The Song of Names deals with a Jewish violin prodigy who is brought from Poland to London by his father in an attempt to save his son from the mounting threat of Hitler’s war. The young boy called Dovid’l lives with a non-Jewish family who have a son his age, Martin, who both admires and resents him for being his own father’s favorite. The story is told with a series of flash-forwards and back until it becomes clear that the prodigy has disappeared from London without leaving a trace, presumably leading to the foster father’s stroke and death and the resulting search by the foster brother to find him.

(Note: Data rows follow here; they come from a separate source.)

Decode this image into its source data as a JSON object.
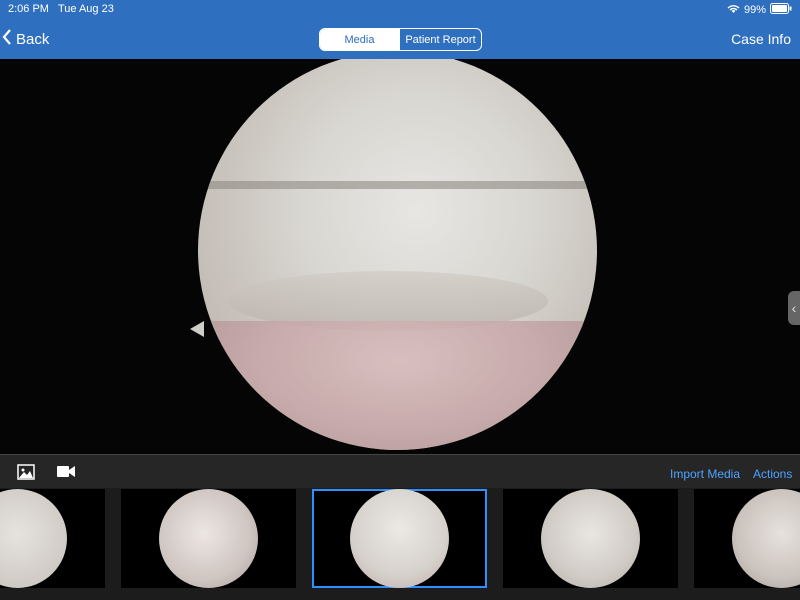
{
  "status": {
    "time": "2:06 PM",
    "date": "Tue Aug 23",
    "battery": "99%"
  },
  "nav": {
    "back_label": "Back",
    "case_info_label": "Case Info",
    "tabs": [
      {
        "label": "Media",
        "active": true
      },
      {
        "label": "Patient Report",
        "active": false
      }
    ]
  },
  "toolbar": {
    "import_label": "Import Media",
    "actions_label": "Actions"
  },
  "colors": {
    "accent": "#2f6fbf",
    "link": "#4da3ff",
    "selected": "#2f8fff"
  },
  "thumbnails": [
    {
      "selected": false
    },
    {
      "selected": false
    },
    {
      "selected": true
    },
    {
      "selected": false
    },
    {
      "selected": false
    }
  ]
}
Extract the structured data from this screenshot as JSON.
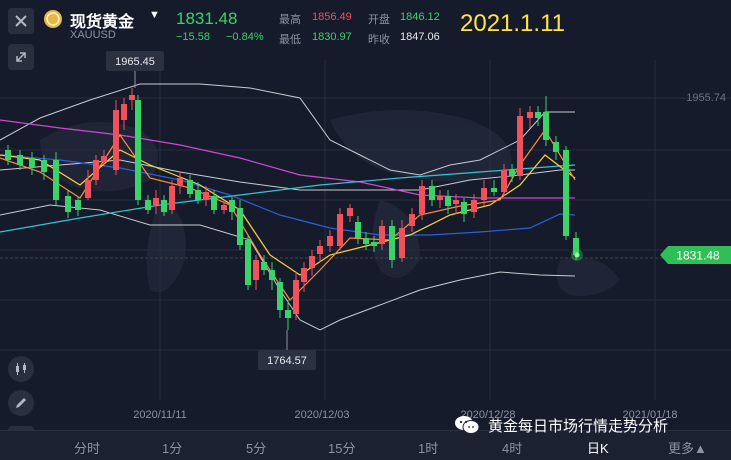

Dovid’l skips out on a prominent concert prior to his departure, a plot point that becomes significant later. More than 30 years elapse during Martin’s search, revealing many heart-breaking scenes that one can imagine dealing with the slaughter of six million Jews seen through the lens of one gifted “genius.” This, along with the hauntingly beautiful violin music, including Bruch’s sonata, make the movie worthwhile. Second memo to writer: the movie’s final revelation is unmoored to anything else that the viewer has seen, leaving the audience confused and uncomprehending. It’s an unnecessary tag-on that should be cut before this goes to Netflix or Amazon. It cheapens the ending and trivializes far more important points that have been made. The cast, headed by Tim Roth and Clive Owen is solid as expected.